Pinter – No Respect At Home
Playwright Harold Pinter’s Nobel Prize confirms his international stature as a great writer. “In Britain Pinter is ritually described as an ‘angry old man’. In the world at large he is seen as a great writer and champion of the oppressed. The gulf between the understanding and appreciation of Pinter at home and abroad is astonishing. Travel to virtually any country in the world and you will find a Pinter play in production.”
Bartoli – Diva Outside The Mainstream?
Cecilia Bartoli has made a specialty of singing repertoire off the beaten path. “She is not diva-ish in the old-fashioned sense – she doesn’t intimidate and, by all accounts, is an easy-going colleague when part of an opera cast. Her widely quoted falling out with Jonathan Miller at the Met in 1996 during a production of The Marriage of Figaro was untypical: in any case, she was standing up for a musical principle, not refusing a directorial command. She is tough, demanding, but no termagant. Yet there remain questions about the trajectory of her career…”

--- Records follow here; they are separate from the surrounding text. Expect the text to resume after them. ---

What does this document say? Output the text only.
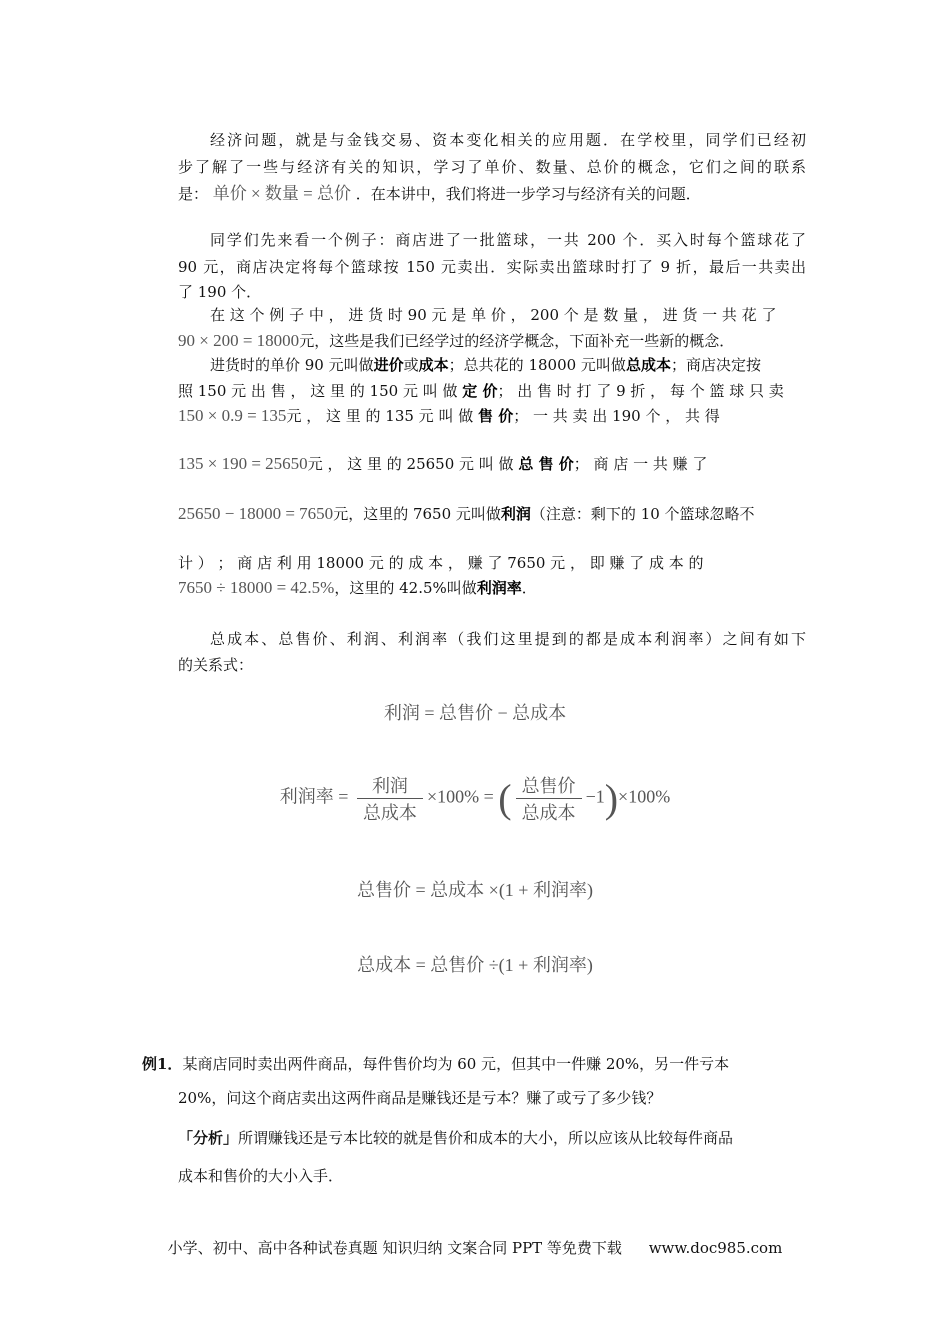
经济问题，就是与金钱交易、资本变化相关的应用题．在学校里，同学们已经初
步了解了一些与经济有关的知识，学习了单价、数量、总价的概念，它们之间的联系
是： 单价 × 数量 = 总价 ．在本讲中，我们将进一步学习与经济有关的问题．
同学们先来看一个例子：商店进了一批篮球，一共 200 个．买入时每个篮球花了
90 元，商店决定将每个篮球按 150 元卖出．实际卖出篮球时打了 9 折，最后一共卖出
了 190 个．
在 这 个 例 子 中 ， 进 货 时 90 元 是 单 价 ， 200 个 是 数 量 ， 进 货 一 共 花 了
90 × 200 = 18000元，这些是我们已经学过的经济学概念，下面补充一些新的概念．
进货时的单价 90 元叫做进价或成本；总共花的 18000 元叫做总成本；商店决定按
照 150 元 出 售 ， 这 里 的 150 元 叫 做 定 价； 出 售 时 打 了 9 折 ， 每 个 篮 球 只 卖
150 × 0.9 = 135元 ， 这 里 的 135 元 叫 做 售 价； 一 共 卖 出 190 个 ， 共 得
135 × 190 = 25650元 ， 这 里 的 25650 元 叫 做 总 售 价； 商 店 一 共 赚 了
25650 − 18000 = 7650元，这里的 7650 元叫做利润（注意：剩下的 10 个篮球忽略不
计 ） ； 商 店 利 用 18000 元 的 成 本 ， 赚 了 7650 元 ， 即 赚 了 成 本 的
7650 ÷ 18000 = 42.5%，这里的 42.5%叫做利润率．
总成本、总售价、利润、利润率（我们这里提到的都是成本利润率）之间有如下
的关系式：
利润 = 总售价 − 总成本
利润率 = $\frac{\text{利润}}{\text{总成本}} \times 100\%$ = ( $\frac{\text{总售价}}{\text{总成本}} -1)\times 100\%$
总售价 = 总成本 ×(1 + 利润率)
总成本 = 总售价 ÷(1 + 利润率)
例1．某商店同时卖出两件商品，每件售价均为 60 元，但其中一件赚 20%，另一件亏本
20%，问这个商店卖出这两件商品是赚钱还是亏本？赚了或亏了多少钱？
「分析」所谓赚钱还是亏本比较的就是售价和成本的大小，所以应该从比较每件商品
成本和售价的大小入手．
小学、初中、高中各种试卷真题 知识归纳 文案合同 PPT 等免费下载 www.doc985.com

Booker Sponsor Under Investigation
The Booker Prize hasn’t had a good week. “Now comes news that that a division of the prize sponsors, the Man Group, is under investigation in the US by the Securities and Exchange Commission. After the collapse of the Philadelphia Alternative Asset Management hedge fund, its receiver has alleged that a senior employee at the Man Financial brokerage business – with whom PAAM worked – helped to hide $175m. of losses from investors.”